El problema era hacerse con la lancha. Serafín la tenía guardada bajo llave en un viejo y sucio trastero para evitar que alguien se llevara el único objeto que le anclaba a los felices recuerdos de su juventud. Como allanar el trastero no era una opción válida para Gálibo, pensó que lo mejor era hablar con Serafín. Al fin y al cabo, era él quien había metido al niño el gusanillo del viaje que le convertiría en una estrella mundial. Así que fue a buscarle a la casa cuartel.
Como casi siempre, Serafín estaba sentado en el patio en una silla de madera mirando al infinito. Gálibo se acercó y le pidió prestada su barca. El viejo volvió al mundo real cuando el pequeño le habló y lo miró fijamente: “claro que te la dejaré, pero tendrás que darme algo a cambio”. Gálibo se asustó. ¿Qué iba a poder ofrecerle él a Serafín? Era un niño y por lo tanto no poseía nada. Tan sólo sus colecciones de cromos y eso era algo de lo que no estaba dispuesto a desprenderse. Pero no, lo que Serafín quería era otra cosa: “una botellita de ron miel”.

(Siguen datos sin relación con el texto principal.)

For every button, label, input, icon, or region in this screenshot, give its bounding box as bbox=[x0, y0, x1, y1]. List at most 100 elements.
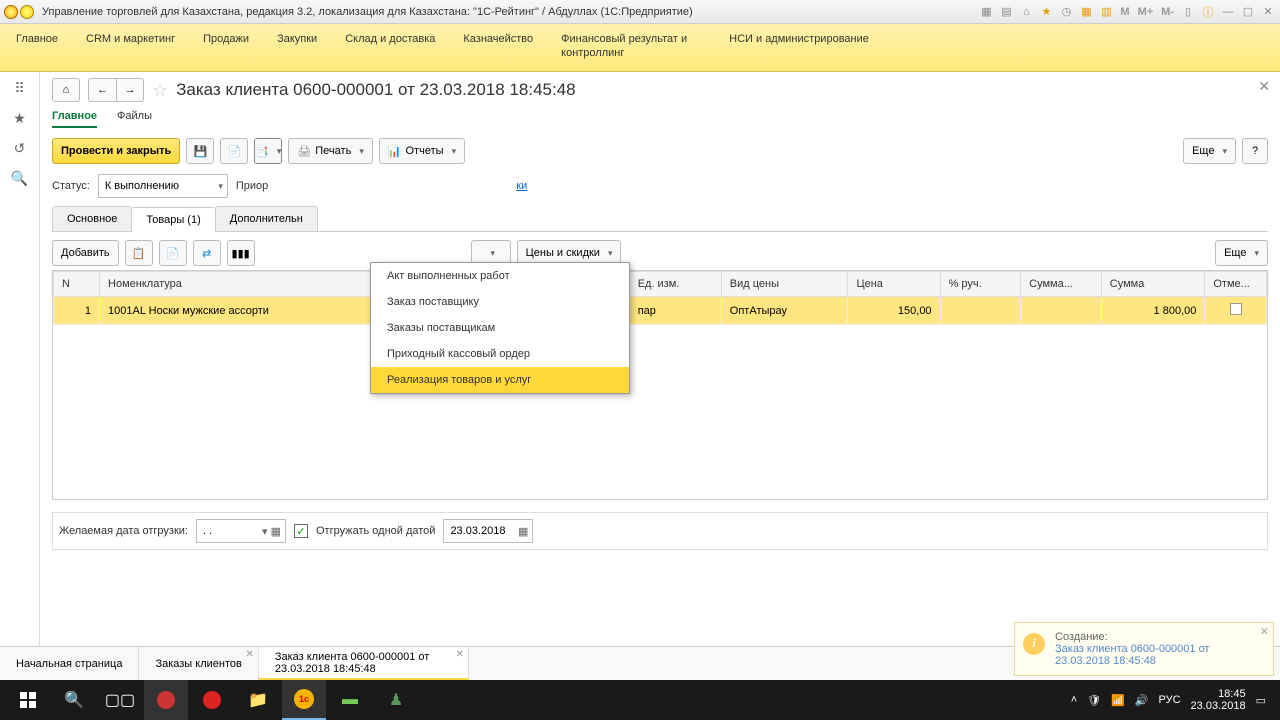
post-button[interactable]: 📄 bbox=[220, 138, 248, 164]
tray-chevron-icon[interactable]: ˄ bbox=[1071, 694, 1077, 706]
back-button[interactable]: ← bbox=[88, 78, 116, 102]
post-and-close-button[interactable]: Провести и закрыть bbox=[52, 138, 180, 164]
tray-volume-icon[interactable]: 🔊 bbox=[1135, 694, 1149, 707]
cancel-checkbox[interactable] bbox=[1230, 303, 1242, 315]
calendar-icon[interactable]: ▾ ▦ bbox=[262, 525, 281, 538]
barcode-button[interactable]: ▮▮▮ bbox=[227, 240, 255, 266]
menu-admin[interactable]: НСИ и администрирование bbox=[729, 32, 869, 46]
m-button[interactable]: M bbox=[1118, 6, 1131, 18]
dd-item-act[interactable]: Акт выполненных работ bbox=[371, 263, 629, 289]
toolbar-icon[interactable]: ⌂ bbox=[1018, 4, 1034, 20]
col-pricetype[interactable]: Вид цены bbox=[721, 272, 848, 297]
copy-row-button[interactable]: 📋 bbox=[125, 240, 153, 266]
close-tab-icon[interactable]: ✕ bbox=[245, 649, 253, 661]
toolbar-icon[interactable]: ▤ bbox=[998, 4, 1014, 20]
col-sum[interactable]: Сумма bbox=[1101, 272, 1205, 297]
history-icon[interactable]: ↺ bbox=[10, 138, 30, 158]
add-row-button[interactable]: Добавить bbox=[52, 240, 119, 266]
calendar-icon[interactable]: ▥ bbox=[1098, 4, 1114, 20]
close-tab-icon[interactable]: ✕ bbox=[455, 649, 463, 661]
menu-finresult[interactable]: Финансовый результат и контроллинг bbox=[561, 32, 701, 60]
col-price[interactable]: Цена bbox=[848, 272, 940, 297]
dd-item-supplier-orders[interactable]: Заказы поставщикам bbox=[371, 315, 629, 341]
fill-button[interactable]: ⇄ bbox=[193, 240, 221, 266]
tray-network-icon[interactable]: 📶 bbox=[1111, 694, 1125, 707]
notification-text: Заказ клиента 0600-000001 от 23.03.2018 … bbox=[1055, 643, 1263, 667]
search-icon[interactable]: 🔍 bbox=[52, 680, 96, 720]
history-icon[interactable]: ◷ bbox=[1058, 4, 1074, 20]
col-unit[interactable]: Ед. изм. bbox=[629, 272, 721, 297]
tray-lang[interactable]: РУС bbox=[1159, 694, 1181, 706]
dd-item-cash-order[interactable]: Приходный кассовый ордер bbox=[371, 341, 629, 367]
menu-purchases[interactable]: Закупки bbox=[277, 32, 317, 46]
taskbar-1c[interactable]: 1c bbox=[282, 680, 326, 720]
dd-item-realization[interactable]: Реализация товаров и услуг bbox=[371, 367, 629, 393]
panel-icon[interactable]: ▯ bbox=[1180, 4, 1196, 20]
minimize-icon[interactable]: — bbox=[1220, 4, 1236, 20]
help-button[interactable]: ? bbox=[1242, 138, 1268, 164]
close-icon[interactable]: ✕ bbox=[1260, 4, 1276, 20]
explorer-icon[interactable]: 📁 bbox=[236, 680, 280, 720]
taskbar-app[interactable]: ▬ bbox=[328, 680, 372, 720]
tab-main[interactable]: Основное bbox=[52, 206, 132, 231]
taskbar-app[interactable]: ♟ bbox=[374, 680, 418, 720]
favorite-icon[interactable]: ★ bbox=[1038, 4, 1054, 20]
toolbar-icon[interactable]: ▦ bbox=[978, 4, 994, 20]
m-plus-button[interactable]: M+ bbox=[1136, 6, 1156, 18]
reports-button[interactable]: 📊Отчеты bbox=[379, 138, 465, 164]
start-button[interactable] bbox=[6, 680, 50, 720]
print-button[interactable]: 🖨Печать bbox=[288, 138, 373, 164]
star-icon[interactable]: ★ bbox=[10, 108, 30, 128]
tray-clock[interactable]: 18:45 23.03.2018 bbox=[1191, 688, 1246, 712]
calendar-icon[interactable]: ▦ bbox=[518, 525, 528, 538]
tab-goods[interactable]: Товары (1) bbox=[131, 207, 215, 232]
single-date-label: Отгружать одной датой bbox=[316, 525, 435, 537]
bottab-orders[interactable]: Заказы клиентов✕ bbox=[139, 647, 258, 680]
home-button[interactable]: ⌂ bbox=[52, 78, 80, 102]
dd-item-supplier-order[interactable]: Заказ поставщику bbox=[371, 289, 629, 315]
subtab-files[interactable]: Файлы bbox=[117, 110, 152, 128]
bottab-current[interactable]: Заказ клиента 0600-000001 от 23.03.2018 … bbox=[259, 647, 469, 680]
menu-treasury[interactable]: Казначейство bbox=[463, 32, 533, 46]
paste-row-button[interactable]: 📄 bbox=[159, 240, 187, 266]
tray-notifications-icon[interactable]: ▭ bbox=[1256, 694, 1266, 707]
forward-button[interactable]: → bbox=[116, 78, 144, 102]
col-n[interactable]: N bbox=[54, 272, 100, 297]
create-based-button[interactable]: 📑 bbox=[254, 138, 282, 164]
status-select[interactable]: К выполнению bbox=[98, 174, 228, 198]
goods-table[interactable]: N Номенклатура личе... Ед. изм. Вид цены… bbox=[52, 270, 1268, 500]
maximize-icon[interactable]: ▢ bbox=[1240, 4, 1256, 20]
subtab-main[interactable]: Главное bbox=[52, 110, 97, 128]
notification-toast[interactable]: i ✕ Создание: Заказ клиента 0600-000001 … bbox=[1014, 622, 1274, 676]
menu-sales[interactable]: Продажи bbox=[203, 32, 249, 46]
close-document-icon[interactable]: ✕ bbox=[1258, 78, 1270, 95]
single-date-checkbox[interactable]: ✓ bbox=[294, 524, 308, 538]
table-more-button[interactable]: Еще bbox=[1215, 240, 1268, 266]
date2-input[interactable]: 23.03.2018▦ bbox=[443, 519, 533, 543]
save-button[interactable]: 💾 bbox=[186, 138, 214, 164]
col-sumd[interactable]: Сумма... bbox=[1021, 272, 1102, 297]
menu-crm[interactable]: CRM и маркетинг bbox=[86, 32, 175, 46]
col-manual[interactable]: % руч. bbox=[940, 272, 1021, 297]
tab-additional[interactable]: Дополнительн bbox=[215, 206, 318, 231]
favorite-star-icon[interactable]: ☆ bbox=[152, 80, 168, 101]
search-icon[interactable]: 🔍 bbox=[10, 168, 30, 188]
m-minus-button[interactable]: M- bbox=[1159, 6, 1176, 18]
menu-main[interactable]: Главное bbox=[16, 32, 58, 46]
apps-icon[interactable]: ⠿ bbox=[10, 78, 30, 98]
taskbar-app[interactable] bbox=[144, 680, 188, 720]
ship-date-input[interactable]: . .▾ ▦ bbox=[196, 519, 286, 543]
bottab-start[interactable]: Начальная страница bbox=[0, 647, 139, 680]
close-notification-icon[interactable]: ✕ bbox=[1260, 625, 1269, 638]
taskbar-app[interactable] bbox=[190, 680, 234, 720]
col-nomenclature[interactable]: Номенклатура bbox=[100, 272, 376, 297]
calc-icon[interactable]: ▦ bbox=[1078, 4, 1094, 20]
taskview-icon[interactable]: ▢▢ bbox=[98, 680, 142, 720]
tray-defender-icon[interactable]: 🛡 bbox=[1087, 694, 1101, 707]
col-cancel[interactable]: Отме... bbox=[1205, 272, 1267, 297]
more-button[interactable]: Еще bbox=[1183, 138, 1236, 164]
table-row[interactable]: 1 1001AL Носки мужские ассорти Отгрузить… bbox=[54, 297, 1267, 325]
info-icon[interactable]: ⓘ bbox=[1200, 4, 1216, 20]
link-partial[interactable]: ки bbox=[516, 180, 527, 192]
menu-warehouse[interactable]: Склад и доставка bbox=[345, 32, 435, 46]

El padre de Gálibo tenía un mueblecito junto al televisor con algunas botellas de alcohol. Junto a la pantalla plana convivía ese armarito antiguo que Fernando encontró tirado junto al cubo de basura y que era igual al mueble bar que tenían sus padres en Leganés. Gálibo rebuscó en el armario y dio con lo que buscaba: la botella de ron.
Por la noche acudió a la puerta del trastero. Allí estaba esperando Serafín que rápidamente estiro la mano para coger la botella que Gálibo llevaba en la mano. Abrió el tapón y le dio un trago largo: “espléndido”. Dejó la botella en el suelo y abrió el trastero. Al fondo estaba la vieja lancha. La cogieron entre los dos y cargaron con ella hasta la orilla del mar. Serafín colocó la lancha en el agua y ayudó al niño a subirse. Puso en marcha en motor y le explicó lo básico a Gálibo para mantener el rumbo.
El niño se puso en marcha y fue alejándose poco a poco de la orilla. Miró hacia atrás y vio a Serafín con lágrimas en los ojos y bebiendo de la botella que le robó a sus padres. Volvió a poner su mirada hacia donde intuía que estaba San Borondón y empezó a divagar. En unas horas estaría ante el fantasma del brasileño. Este le daría el don del regate y mañana mismo podría ir con su padre con el ferry para hacer las pruebas con la Unión Deportiva las Palmas.